In a press briefing on Tuesday, Miller said the troop withdrawals will take place before January 15, 2021.
"I celebrate this day as we continue the president's consistent progress in completing the mission we began two decades ago," Miller told reporters, adding that the withdrawal decision was a "collaborative" one between Trump and senior US military leaders.

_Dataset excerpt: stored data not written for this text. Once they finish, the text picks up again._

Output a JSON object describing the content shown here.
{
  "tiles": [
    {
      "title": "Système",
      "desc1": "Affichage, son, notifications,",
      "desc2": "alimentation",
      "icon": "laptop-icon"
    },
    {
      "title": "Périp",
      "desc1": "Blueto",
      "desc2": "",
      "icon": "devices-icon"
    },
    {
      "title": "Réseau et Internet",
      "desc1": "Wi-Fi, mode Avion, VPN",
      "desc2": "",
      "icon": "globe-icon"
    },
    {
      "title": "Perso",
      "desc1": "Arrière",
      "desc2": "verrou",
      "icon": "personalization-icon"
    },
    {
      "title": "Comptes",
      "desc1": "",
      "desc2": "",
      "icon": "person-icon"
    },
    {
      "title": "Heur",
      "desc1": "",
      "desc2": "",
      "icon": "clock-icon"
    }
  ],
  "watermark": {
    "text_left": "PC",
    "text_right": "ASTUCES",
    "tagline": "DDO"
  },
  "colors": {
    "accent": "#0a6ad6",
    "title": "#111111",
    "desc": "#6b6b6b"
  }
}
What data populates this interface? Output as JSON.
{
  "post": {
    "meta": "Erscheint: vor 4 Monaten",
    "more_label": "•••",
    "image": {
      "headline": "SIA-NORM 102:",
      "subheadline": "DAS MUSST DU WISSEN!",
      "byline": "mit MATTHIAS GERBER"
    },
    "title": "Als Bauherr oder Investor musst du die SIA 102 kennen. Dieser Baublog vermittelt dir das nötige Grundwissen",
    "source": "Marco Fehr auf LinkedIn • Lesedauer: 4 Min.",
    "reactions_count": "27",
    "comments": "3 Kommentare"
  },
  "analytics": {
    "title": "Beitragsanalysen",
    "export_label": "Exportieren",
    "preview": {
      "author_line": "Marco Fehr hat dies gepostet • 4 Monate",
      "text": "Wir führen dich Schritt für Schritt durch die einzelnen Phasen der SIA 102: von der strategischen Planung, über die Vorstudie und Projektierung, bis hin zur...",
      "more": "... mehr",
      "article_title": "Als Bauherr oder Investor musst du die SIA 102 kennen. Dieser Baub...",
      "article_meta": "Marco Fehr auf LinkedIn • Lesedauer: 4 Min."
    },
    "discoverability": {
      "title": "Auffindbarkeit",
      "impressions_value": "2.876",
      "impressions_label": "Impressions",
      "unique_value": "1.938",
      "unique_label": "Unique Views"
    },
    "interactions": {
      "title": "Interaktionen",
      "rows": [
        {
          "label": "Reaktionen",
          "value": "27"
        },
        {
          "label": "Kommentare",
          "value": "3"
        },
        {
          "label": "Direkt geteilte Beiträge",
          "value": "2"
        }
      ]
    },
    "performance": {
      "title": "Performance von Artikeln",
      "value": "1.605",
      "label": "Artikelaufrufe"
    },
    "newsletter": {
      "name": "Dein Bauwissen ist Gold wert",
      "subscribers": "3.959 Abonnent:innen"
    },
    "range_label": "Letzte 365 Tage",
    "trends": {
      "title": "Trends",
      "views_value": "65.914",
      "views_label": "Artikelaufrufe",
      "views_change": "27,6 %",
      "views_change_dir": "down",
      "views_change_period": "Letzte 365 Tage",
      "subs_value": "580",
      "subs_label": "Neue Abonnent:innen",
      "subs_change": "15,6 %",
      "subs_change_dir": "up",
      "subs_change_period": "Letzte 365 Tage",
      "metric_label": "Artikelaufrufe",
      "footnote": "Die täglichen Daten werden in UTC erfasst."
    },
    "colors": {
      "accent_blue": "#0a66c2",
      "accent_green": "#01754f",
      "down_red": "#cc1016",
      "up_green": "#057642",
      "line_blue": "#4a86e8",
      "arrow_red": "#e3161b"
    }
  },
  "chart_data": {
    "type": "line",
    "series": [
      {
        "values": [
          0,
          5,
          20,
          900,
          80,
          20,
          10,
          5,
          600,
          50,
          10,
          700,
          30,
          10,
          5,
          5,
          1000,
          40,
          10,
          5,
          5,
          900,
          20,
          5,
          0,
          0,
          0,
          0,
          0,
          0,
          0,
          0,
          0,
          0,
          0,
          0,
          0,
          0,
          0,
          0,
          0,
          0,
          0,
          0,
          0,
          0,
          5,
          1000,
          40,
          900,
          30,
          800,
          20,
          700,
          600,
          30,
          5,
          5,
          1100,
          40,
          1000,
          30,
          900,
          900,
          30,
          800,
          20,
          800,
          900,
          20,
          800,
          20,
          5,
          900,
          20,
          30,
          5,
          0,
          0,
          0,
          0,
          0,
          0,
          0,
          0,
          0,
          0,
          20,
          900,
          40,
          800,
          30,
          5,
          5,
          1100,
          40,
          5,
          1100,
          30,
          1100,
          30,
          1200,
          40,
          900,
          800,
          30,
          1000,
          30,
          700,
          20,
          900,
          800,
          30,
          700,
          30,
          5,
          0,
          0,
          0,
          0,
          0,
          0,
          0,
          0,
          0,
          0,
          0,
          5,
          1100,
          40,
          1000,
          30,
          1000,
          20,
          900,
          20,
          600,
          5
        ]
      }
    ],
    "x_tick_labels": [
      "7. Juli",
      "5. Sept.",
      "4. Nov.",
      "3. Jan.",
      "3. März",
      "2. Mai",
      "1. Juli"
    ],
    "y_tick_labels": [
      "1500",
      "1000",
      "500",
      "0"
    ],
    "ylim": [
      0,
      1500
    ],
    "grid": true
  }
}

LIVE: Acting Secretary of Defense Chris Miller speaks to reporters at the Pentagon https://t.co/qd6KNq53fP— Department of Defense 🇺🇸 (@DeptofDefense) November 17, 2020
While Trump is still contesting the presidential election results, which have yet to be officially called despite major news outlets declaring victory for Democrat Joe Biden, it appears he will partly fulfill his campaign promise to withdraw troops from the Middle East before his likely departure from office.
Miller said talks with the Taliban remain "ongoing." The Trump administration previously signed an agreement with Taliban leaders promising a full troop withdrawal from Afghanistan by mid-2021 if they upheld agreed-upon counterterrorism measures.
This peace deal remains the goal, Miller said on Tuesday.
The acting defense secretary, who stepped into the role after the president recently fired Mark Esper, has made clear he is interested in seeing an end to US engagement in Iraq and Afghanistan, which has gone on for nearly two decades.Also on rt.com Republican leader McConnell says pulling out of Afghanistan will cause ‘new round of global terrorism’
In a message over the weekend to Department of Defense employees, Miller, a veteran, said he is "weary" of the wars and that "perpetual war" is the "antithesis of everything for which we stand for."
"All wars must end."
During his address on Tuesday, Miller also said he has spoken to members of Congress, as well as to NATO Secretary-General Jens Stoltenberg and Afghanistan’s President Ashraf Ghani about the withdrawal and an end to the military engagement in both Iraq and Afghanistan.
“We went in together, we adjust together and when the time is right, we will leave together,” he said.
White House National Security Advisor Robert O'Brien also spoke to reporters on Tuesday and expressed the president's "hope" that all US troops in Afghanistan and Iraq will return home by May.
The Trump administration's efforts to completely withdraw from the two countries would likely be complicated by a Biden presidency, as the Democrat has said in the past that he wants to keep 1,500 to 2,000 troops in-country.